Woodmont Properties, LLC v. Township of Westampton, ___ N.J. Super. ___ (App. Div. 2022). Judge Fisher authored this opinion, too. The first paragraph of his opinion neatly encapsulates this case’s “long, strange trip in the trial court”:
Plaintiff Woodmont Properties, LLC contracted to purchase a large tract of undeveloped land from non-party Hovbros Burlington LLC. Defendant TD Bank, N.A., which held mortgages on the property, foreclosed and was the highest bidder at a sheriff’s sale. Although it was a long, strange trip in the trial court, we agree with the trial judge that plaintiff’s claim to a continuing interest in the property cannot be sustained because of the foreclosure sale, which cut off any further right plaintiff claims to have to purchase the property. In so holding, we reject the reported trial court decision in PNC Bank v. Axelsson, 373 N.J. Super. 186 (Ch. Div. 2004), which held to the contrary, because it is inconsistent with N.J.S.A. 2A:50-30 and out of step with the contrary holding of the State’s then highest court in Marcy v. Larkin, 99 N.J. Eq. 429, 430 (E. & A. 1926). But, while we conclude that this holding is fatal to plaintiff’s claim to a continuing property interest and its claims against the other defendants, we agree with plaintiff that its claim against TD Bank of tortiously interfering with its contractual rights is viable notwithstanding. We, therefore, affirm in part, reverse in part, and remand for further proceedings.”
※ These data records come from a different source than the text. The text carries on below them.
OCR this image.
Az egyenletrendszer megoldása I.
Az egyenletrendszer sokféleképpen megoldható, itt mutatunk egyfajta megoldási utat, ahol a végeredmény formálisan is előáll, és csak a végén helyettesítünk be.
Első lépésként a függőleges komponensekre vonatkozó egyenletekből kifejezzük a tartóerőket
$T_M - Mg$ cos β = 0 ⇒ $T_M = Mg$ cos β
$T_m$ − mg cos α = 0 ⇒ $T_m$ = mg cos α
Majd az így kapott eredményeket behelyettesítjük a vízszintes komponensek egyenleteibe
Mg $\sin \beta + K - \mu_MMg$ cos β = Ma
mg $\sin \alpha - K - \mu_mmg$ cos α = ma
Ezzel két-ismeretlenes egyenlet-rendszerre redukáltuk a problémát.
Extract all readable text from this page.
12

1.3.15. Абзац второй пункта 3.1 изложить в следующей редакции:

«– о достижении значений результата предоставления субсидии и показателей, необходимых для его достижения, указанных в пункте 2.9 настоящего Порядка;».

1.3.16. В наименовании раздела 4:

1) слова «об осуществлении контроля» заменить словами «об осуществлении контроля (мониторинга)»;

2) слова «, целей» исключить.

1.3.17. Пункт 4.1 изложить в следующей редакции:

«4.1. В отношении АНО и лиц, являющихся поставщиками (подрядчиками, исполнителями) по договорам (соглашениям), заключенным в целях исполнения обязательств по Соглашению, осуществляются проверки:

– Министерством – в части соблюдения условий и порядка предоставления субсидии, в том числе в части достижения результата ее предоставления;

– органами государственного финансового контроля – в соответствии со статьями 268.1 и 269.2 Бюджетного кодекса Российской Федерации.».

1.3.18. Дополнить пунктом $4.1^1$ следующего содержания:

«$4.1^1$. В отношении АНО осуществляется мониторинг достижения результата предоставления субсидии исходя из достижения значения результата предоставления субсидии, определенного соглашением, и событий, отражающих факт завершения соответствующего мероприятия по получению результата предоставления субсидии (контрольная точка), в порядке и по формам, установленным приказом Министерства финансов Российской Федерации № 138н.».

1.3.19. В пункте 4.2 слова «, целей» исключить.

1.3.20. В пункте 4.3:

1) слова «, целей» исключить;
State v. Diaz, ___ N.J. Super. ___ (App. Div. 2022). Judge Susswein’s opinion in this case upheld the suppression of defendant’s statements made while in police custody. The basis for that decision was that detectives “affirmatively misled defendant as to his ‘true status’ by providing a deliberately vague and incomplete answer to his question as to the reason why he was taken into custody.” As the Appellate Division elaborated, “[i]t is one thing for police to withhold information. It is another thing entirely for them to provide an explanation that creates or reinforces a false impression as to the seriousness of the sentence that a defendant is facing. Any such deception or trickery as to the true reason a defendant is taken into custody, whether made in response to a question posed by the defendant, as in this case, or made on the police interrogator’s own initiative, is an important circumstance to be considered as part of the totality of circumstances when determining whether the State has proved beyond a reasonable doubt that the defendant made a knowing and voluntary waiver of the right against self-incrimination.”